Page MenuHomePhabricator

pybal doesn't fully manage LVS table leaving stale services (on IP change)
Open, MediumPublic

Description

For instance this service IP was changed for the VIP:

rush@lvs1006:~# sudo ipvsadm -L | grep TCP
TCP  208.80.154.82:ssh wrr

to (where both coexited post change)

rush@sudo lvs1006:~# ipvsadm -L | grep TCP
TCP  208.80.154.82:ssh wrr
TCP  git-ssh.eqiad.wikimedia.org: wrr

I restarted a few times and made sure this was persistent behavior.

I cleaned up the old VIP manually with:

ipvsadm -D -t 208.80.154.82:ssh

This may be too much of an edge case to worry about seriously.

Event Timeline

chasemp raised the priority of this task from to Medium.
chasemp updated the task description. (Show Details)
chasemp added projects: Pybal, acl*sre-team.
chasemp added a subscriber: chasemp.

This may be too much of an edge case to worry about seriously.

It has happened before and has actually caused site issues in the past, so definitely an issue we should solve at some point.

It's trivial to have Pybal clear the ipvsadm table on startup of course, but I deemed that undesirable behaviour back in 2006 when I wrote it - when we still had to revert to quick manual intervention/hacks often enough. :)

It's trivial to have Pybal clear the ipvsadm table on startup of course, but I deemed that undesirable behaviour back in 2006 when I wrote it - when we still had to revert to quick manual intervention/hacks often enough. :)

Should we clear the table upon pybal startup now that manual hacks are not that frequent? :)

I think wiping the whole table, even at startup, is probably not ideal (but certainly better than wiping it on shutdown!)., What we should really be aiming for is just better state-sync.

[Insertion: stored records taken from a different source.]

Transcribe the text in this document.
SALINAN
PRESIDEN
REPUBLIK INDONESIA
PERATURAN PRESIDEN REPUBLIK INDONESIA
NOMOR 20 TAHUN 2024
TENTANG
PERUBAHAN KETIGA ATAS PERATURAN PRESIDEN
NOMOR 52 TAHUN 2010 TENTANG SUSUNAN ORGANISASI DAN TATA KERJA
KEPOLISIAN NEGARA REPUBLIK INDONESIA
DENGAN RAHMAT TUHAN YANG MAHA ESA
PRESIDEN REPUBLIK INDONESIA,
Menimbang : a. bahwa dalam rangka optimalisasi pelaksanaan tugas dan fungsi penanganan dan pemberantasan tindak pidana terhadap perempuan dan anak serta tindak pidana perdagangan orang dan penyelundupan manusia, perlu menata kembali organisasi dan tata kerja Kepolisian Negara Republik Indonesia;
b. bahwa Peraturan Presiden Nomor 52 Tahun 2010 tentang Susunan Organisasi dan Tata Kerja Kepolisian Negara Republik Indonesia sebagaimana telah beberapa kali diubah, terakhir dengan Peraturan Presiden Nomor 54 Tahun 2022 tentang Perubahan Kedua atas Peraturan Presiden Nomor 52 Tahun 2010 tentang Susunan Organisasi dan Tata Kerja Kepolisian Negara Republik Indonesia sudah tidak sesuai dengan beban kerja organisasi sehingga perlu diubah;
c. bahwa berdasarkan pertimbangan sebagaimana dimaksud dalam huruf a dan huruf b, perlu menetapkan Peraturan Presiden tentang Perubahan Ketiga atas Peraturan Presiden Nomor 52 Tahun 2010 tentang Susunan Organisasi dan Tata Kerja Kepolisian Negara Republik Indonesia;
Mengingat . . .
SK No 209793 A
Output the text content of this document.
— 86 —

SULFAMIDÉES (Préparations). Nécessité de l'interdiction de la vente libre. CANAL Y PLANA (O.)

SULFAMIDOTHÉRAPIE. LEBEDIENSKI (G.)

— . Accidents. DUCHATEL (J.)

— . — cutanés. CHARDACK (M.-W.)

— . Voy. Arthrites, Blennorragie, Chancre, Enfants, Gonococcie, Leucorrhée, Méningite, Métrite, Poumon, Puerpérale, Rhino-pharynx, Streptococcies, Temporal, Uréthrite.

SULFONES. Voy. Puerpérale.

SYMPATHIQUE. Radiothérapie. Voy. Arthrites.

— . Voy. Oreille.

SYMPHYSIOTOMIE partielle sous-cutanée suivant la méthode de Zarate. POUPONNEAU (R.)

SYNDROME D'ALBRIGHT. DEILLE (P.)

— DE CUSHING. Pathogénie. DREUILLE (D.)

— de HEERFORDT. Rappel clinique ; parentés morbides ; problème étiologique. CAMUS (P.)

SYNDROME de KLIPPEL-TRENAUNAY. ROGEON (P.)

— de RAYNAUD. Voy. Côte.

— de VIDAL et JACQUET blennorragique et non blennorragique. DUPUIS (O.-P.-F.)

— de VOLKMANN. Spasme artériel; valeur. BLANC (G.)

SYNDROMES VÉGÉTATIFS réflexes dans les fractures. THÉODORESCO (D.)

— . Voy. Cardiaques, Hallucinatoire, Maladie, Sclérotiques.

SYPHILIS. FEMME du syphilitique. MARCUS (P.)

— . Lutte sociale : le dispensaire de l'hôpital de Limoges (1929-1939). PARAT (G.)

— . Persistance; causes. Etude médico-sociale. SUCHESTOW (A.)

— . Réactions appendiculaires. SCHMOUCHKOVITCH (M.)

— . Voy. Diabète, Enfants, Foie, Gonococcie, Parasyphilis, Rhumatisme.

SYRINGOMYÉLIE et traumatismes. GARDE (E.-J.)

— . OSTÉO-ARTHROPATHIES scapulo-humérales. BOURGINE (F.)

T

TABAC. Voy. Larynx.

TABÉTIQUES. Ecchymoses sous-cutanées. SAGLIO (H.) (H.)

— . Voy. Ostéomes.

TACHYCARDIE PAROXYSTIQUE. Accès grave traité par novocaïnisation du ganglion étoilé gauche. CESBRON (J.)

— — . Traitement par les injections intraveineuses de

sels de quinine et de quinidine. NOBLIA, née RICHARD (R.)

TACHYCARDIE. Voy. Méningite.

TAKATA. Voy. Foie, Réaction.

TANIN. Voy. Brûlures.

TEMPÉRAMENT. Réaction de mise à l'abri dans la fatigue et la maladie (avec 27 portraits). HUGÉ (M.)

Pybal should delete unconfigured services on startup, but it shouldn't delete and then recreate ones that remained stable. So basically it needs to read the current state and model from that what the minimal actions are to bring it into alignment with configuration. What it seems to do now is more blind/idempotent than that, but it leads to these kinds of issues.

Bonus points down the road of course, if we can reconfigure services without restarting pybal at all (but then we'll probably still want fairly smooth restarts for when we're doing code upgrades regardless).

The real solution for this is to dedicate real developer time to pybal to move it to use a FSM and a netlink-based python ipvs client.

All of the ground work is already done in a few patches of mine:

https://gerrit.wikimedia.org/r/#/c/302434/
https://gerrit.wikimedia.org/r/#/c/313556
https://gerrit.wikimedia.org/r/#/c/302435/ [introduces the FSM]
https://gerrit.wikimedia.org/r/#/c/302882 [uses netlink to manage ipvsadm]

but all of those need more tests/finishing/code review.

If you don't feel like it's worth the effort, you could at least salvage what's in that patch to migrate to a native netlink implementation instead of shelling out to ipvsadm.

That will make things decidedly easier to implement and control.